Usually, high-grade extracts are made using a solvent such as alcohol or butane gas, or simply with ice-cold water. The theory is that the crystals must be separated to create hash in any technique, but a dry-sieve or hand-rub method will never achieve the level of purity that can be achieved by using a more precise form of mechanical or chemical separation.
With water or solvent extraction, the crystals are isolated from the remaining plant matter and suspended in solution before being filtered through a fine mesh and dried, and then cured for weeks to ensure that all traces of water or solvent have evaporated.
When using the water extraction method, a series of successively-smaller mesh-screen bags are placed one inside the other and put in a bucket or similar receptacle. Fresh or dried plant material is placed into a separate mesh bag with a larger screen size than any of the other bags (often 220 microns or above).
Then the cannabis-holding bag is put into a bucket or specially-adapted washing machine (Mila’s famous Ice-o-lator or Bubbleator, for example), filled with freezing water. The water is then agitated, freezing and hardening the crystals and allowing them to snap off and be suspended in solution. The mixture is poured into the bag-lined bucket, and as is passes through successively-smaller screen sizes, the larger particles and residual plant material are trapped.
This method produces several different grades of hashish, of which the smallest screen size (25-45 microns) is often the finest quality. The larger screen sizes (90-220 microns) produce hashish of lower quality with more plant material.
This technique makes use of alcohol or butane gas to separate the crystals from the remaining plant material. A screen is still necessary, but usually a single screen size is used, producing hash of consistent quality rather than the several grades achieved with water extraction.
As THC and other cannabinoids are soluble in alcohol and other solvents, the resin dissolves in the solvent and can then be separated. With butane, a device such as the HoneyBee is useful for making smaller quantities; for larger quantities, customised equipment is advised.
The HoneyBee consists of a plastic cylinder with a small hole for insertion of a gas can nozzle in one end and a series of small holes in the other.

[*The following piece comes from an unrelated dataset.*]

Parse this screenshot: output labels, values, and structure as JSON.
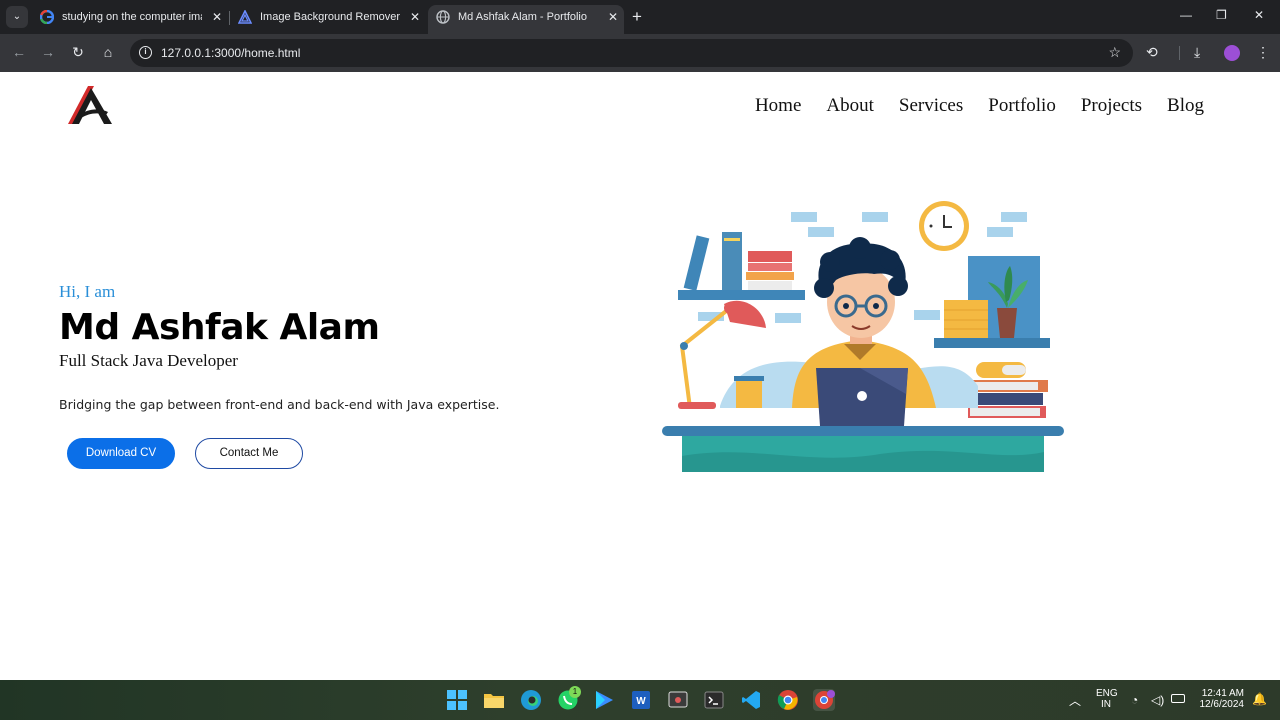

When the pressurised gas is forced into the plastic cylinder, it expands and forces the dissolved resin out through the holes and into a waiting receptacle.

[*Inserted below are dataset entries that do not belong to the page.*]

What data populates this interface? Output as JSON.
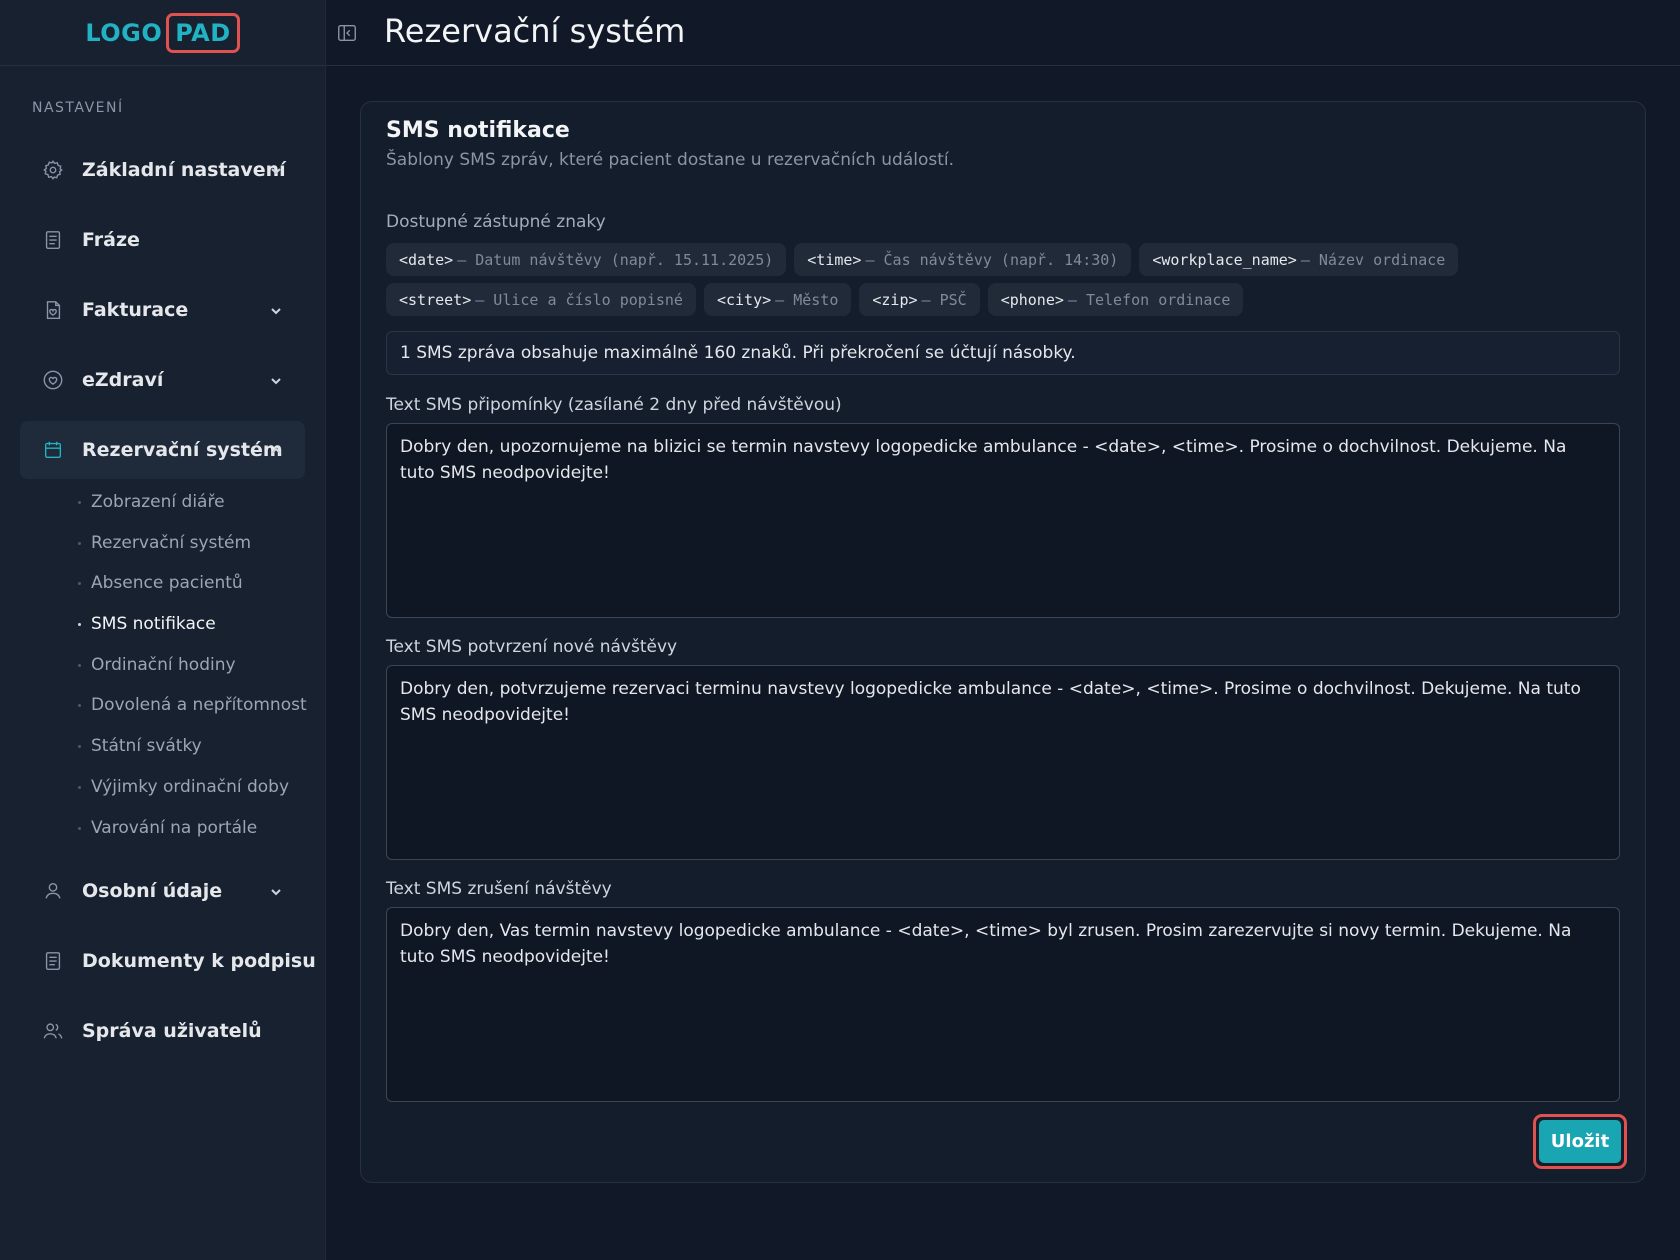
{
  "logo": {
    "left": "LOGO",
    "right": "PAD"
  },
  "header": {
    "title": "Rezervační systém"
  },
  "sidebar": {
    "section_label": "NASTAVENÍ",
    "items": [
      {
        "label": "Základní nastavení",
        "icon": "gear-icon"
      },
      {
        "label": "Fráze",
        "icon": "document-icon"
      },
      {
        "label": "Fakturace",
        "icon": "invoice-icon"
      },
      {
        "label": "eZdraví",
        "icon": "heart-icon"
      },
      {
        "label": "Rezervační systém",
        "icon": "calendar-icon"
      },
      {
        "label": "Osobní údaje",
        "icon": "user-icon"
      },
      {
        "label": "Dokumenty k podpisu",
        "icon": "document-icon"
      },
      {
        "label": "Správa uživatelů",
        "icon": "users-icon"
      }
    ],
    "sub_items": [
      "Zobrazení diáře",
      "Rezervační systém",
      "Absence pacientů",
      "SMS notifikace",
      "Ordinační hodiny",
      "Dovolená a nepřítomnost",
      "Státní svátky",
      "Výjimky ordinační doby",
      "Varování na portále"
    ]
  },
  "card": {
    "title": "SMS notifikace",
    "subtitle": "Šablony SMS zpráv, které pacient dostane u rezervačních událostí.",
    "placeholders_label": "Dostupné zástupné znaky",
    "chips": [
      {
        "code": "<date>",
        "desc": "– Datum návštěvy (např. 15.11.2025)"
      },
      {
        "code": "<time>",
        "desc": "– Čas návštěvy (např. 14:30)"
      },
      {
        "code": "<workplace_name>",
        "desc": "– Název ordinace"
      },
      {
        "code": "<street>",
        "desc": "– Ulice a číslo popisné"
      },
      {
        "code": "<city>",
        "desc": "– Město"
      },
      {
        "code": "<zip>",
        "desc": "– PSČ"
      },
      {
        "code": "<phone>",
        "desc": "– Telefon ordinace"
      }
    ],
    "info": "1 SMS zpráva obsahuje maximálně 160 znaků. Při překročení se účtují násobky.",
    "fields": [
      {
        "label": "Text SMS připomínky (zasílané 2 dny před návštěvou)",
        "value": "Dobry den, upozornujeme na blizici se termin navstevy logopedicke ambulance - <date>, <time>. Prosime o dochvilnost. Dekujeme. Na tuto SMS neodpovidejte!"
      },
      {
        "label": "Text SMS potvrzení nové návštěvy",
        "value": "Dobry den, potvrzujeme rezervaci terminu navstevy logopedicke ambulance - <date>, <time>. Prosime o dochvilnost. Dekujeme. Na tuto SMS neodpovidejte!"
      },
      {
        "label": "Text SMS zrušení návštěvy",
        "value": "Dobry den, Vas termin navstevy logopedicke ambulance - <date>, <time> byl zrusen. Prosim zarezervujte si novy termin. Dekujeme. Na tuto SMS neodpovidejte!"
      }
    ],
    "save_label": "Uložit"
  },
  "colors": {
    "accent": "#1aa5b3",
    "highlight": "#e0524f",
    "background": "#111827"
  }
}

With alcohol, the quick-wash isopropyl method is fast becoming the most popular, and is commonly used by medical producers in the USA. Here, cannabis is mixed with pure isopropyl alcohol for a very short time: a maximum of thirty seconds is advised to ensure the results are of high quality. The mixture is then filtered through a screen, and left to dry.
What is the “best” type of hash?
Solvent hashish is arguably the purest and strongest form available today, and as methods have improved, the early problem of residual solvent traces has largely been eliminated. However, working with volatile, flammable compounds can be dangerous; therefore, making one’s own solvent extracts should only be attempted by those with knowledge and experience of the risks involved.

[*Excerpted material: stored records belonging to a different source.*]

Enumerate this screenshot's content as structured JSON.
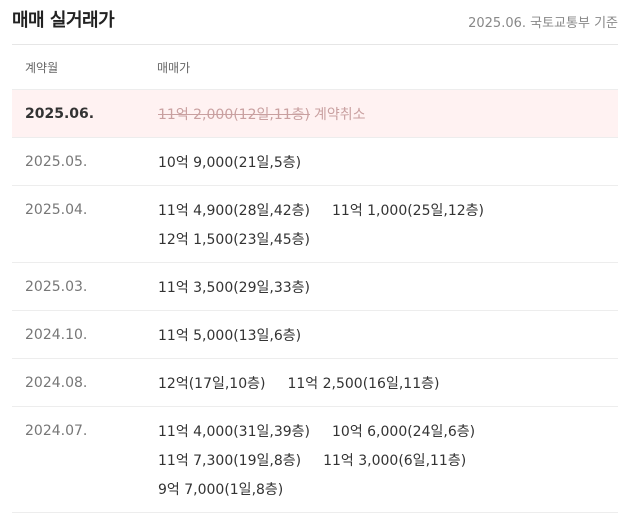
{
  "header": {
    "title": "매매 실거래가",
    "source": "2025.06. 국토교통부 기준"
  },
  "columns": {
    "month": "계약월",
    "price": "매매가"
  },
  "rows": [
    {
      "month": "2025.06.",
      "cancelled": true,
      "deals": [
        [
          "11억 2,000(12일,11층)"
        ]
      ],
      "cancel_label": "계약취소"
    },
    {
      "month": "2025.05.",
      "deals": [
        [
          "10억 9,000(21일,5층)"
        ]
      ]
    },
    {
      "month": "2025.04.",
      "deals": [
        [
          "11억 4,900(28일,42층)",
          "11억 1,000(25일,12층)"
        ],
        [
          "12억 1,500(23일,45층)"
        ]
      ]
    },
    {
      "month": "2025.03.",
      "deals": [
        [
          "11억 3,500(29일,33층)"
        ]
      ]
    },
    {
      "month": "2024.10.",
      "deals": [
        [
          "11억 5,000(13일,6층)"
        ]
      ]
    },
    {
      "month": "2024.08.",
      "deals": [
        [
          "12억(17일,10층)",
          "11억 2,500(16일,11층)"
        ]
      ]
    },
    {
      "month": "2024.07.",
      "deals": [
        [
          "11억 4,000(31일,39층)",
          "10억 6,000(24일,6층)"
        ],
        [
          "11억 7,300(19일,8층)",
          "11억 3,000(6일,11층)"
        ],
        [
          "9억 7,000(1일,8층)"
        ]
      ]
    }
  ]
}
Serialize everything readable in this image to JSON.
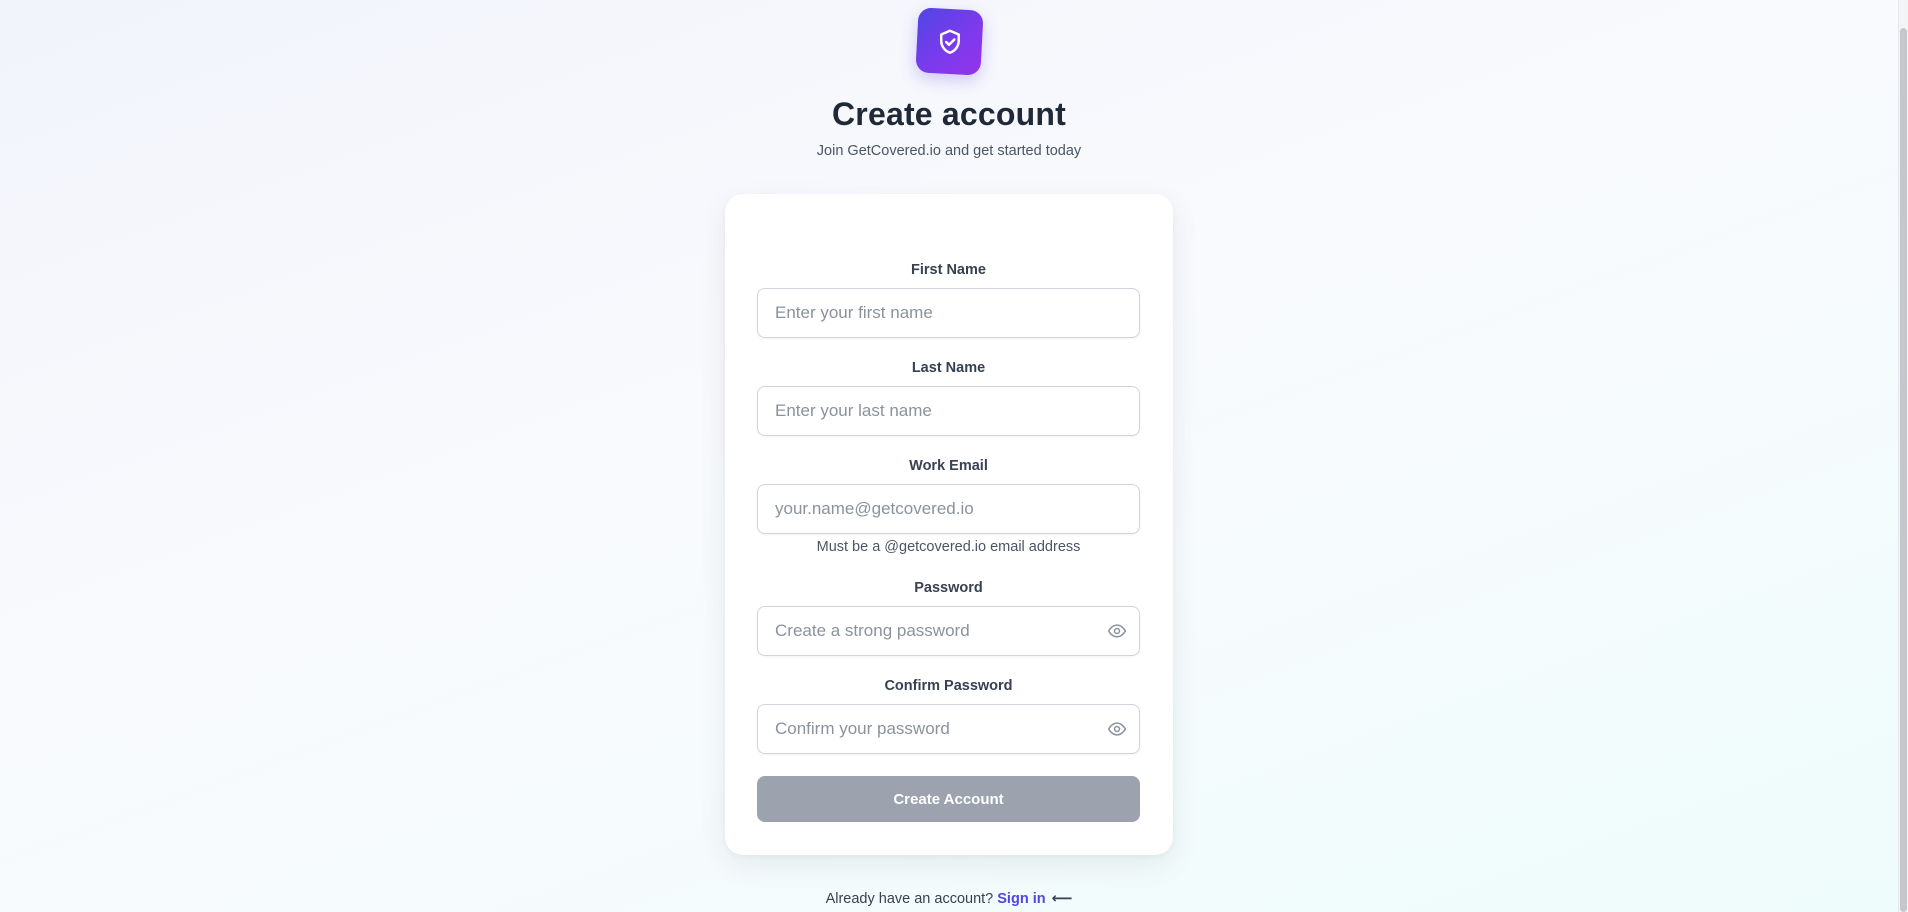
{
  "header": {
    "title": "Create account",
    "subtitle": "Join GetCovered.io and get started today"
  },
  "brand": {
    "logo_icon": "shield-check-icon",
    "gradient_start": "#4f46e5",
    "gradient_end": "#9333ea"
  },
  "form": {
    "first_name": {
      "label": "First Name",
      "placeholder": "Enter your first name",
      "value": ""
    },
    "last_name": {
      "label": "Last Name",
      "placeholder": "Enter your last name",
      "value": ""
    },
    "work_email": {
      "label": "Work Email",
      "placeholder": "your.name@getcovered.io",
      "value": "",
      "helper": "Must be a @getcovered.io email address"
    },
    "password": {
      "label": "Password",
      "placeholder": "Create a strong password",
      "value": "",
      "toggle_icon": "eye-icon"
    },
    "confirm_password": {
      "label": "Confirm Password",
      "placeholder": "Confirm your password",
      "value": "",
      "toggle_icon": "eye-icon"
    },
    "submit_label": "Create Account",
    "submit_color": "#9ca3af"
  },
  "footer": {
    "prompt": "Already have an account?",
    "link_label": "Sign in",
    "arrow": "⟵",
    "link_color": "#4f46e5"
  }
}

Making water hash is also a challenging process, but carries practically none of the risks involved with solvent extraction. The results are comparable to solvent extracts at their purest, but lower grades may be disappointing. Many hash enthusiasts prefer water extracts to solvent extracts as they are seen as “cleaner” due to having had no contact with potentially-harmful solvents.
However, for those wishing to achieve flavour over strength, the extracts are often passed over in favour of dry-sieve or hand-rubbed hash. While extracts are pure and strong, they often lack flavour as the terpenes contained within the plant material are washed away. As more plant matter is retained in dry-sieve and hand-rub hash, the flavour of the parent plant is often retained.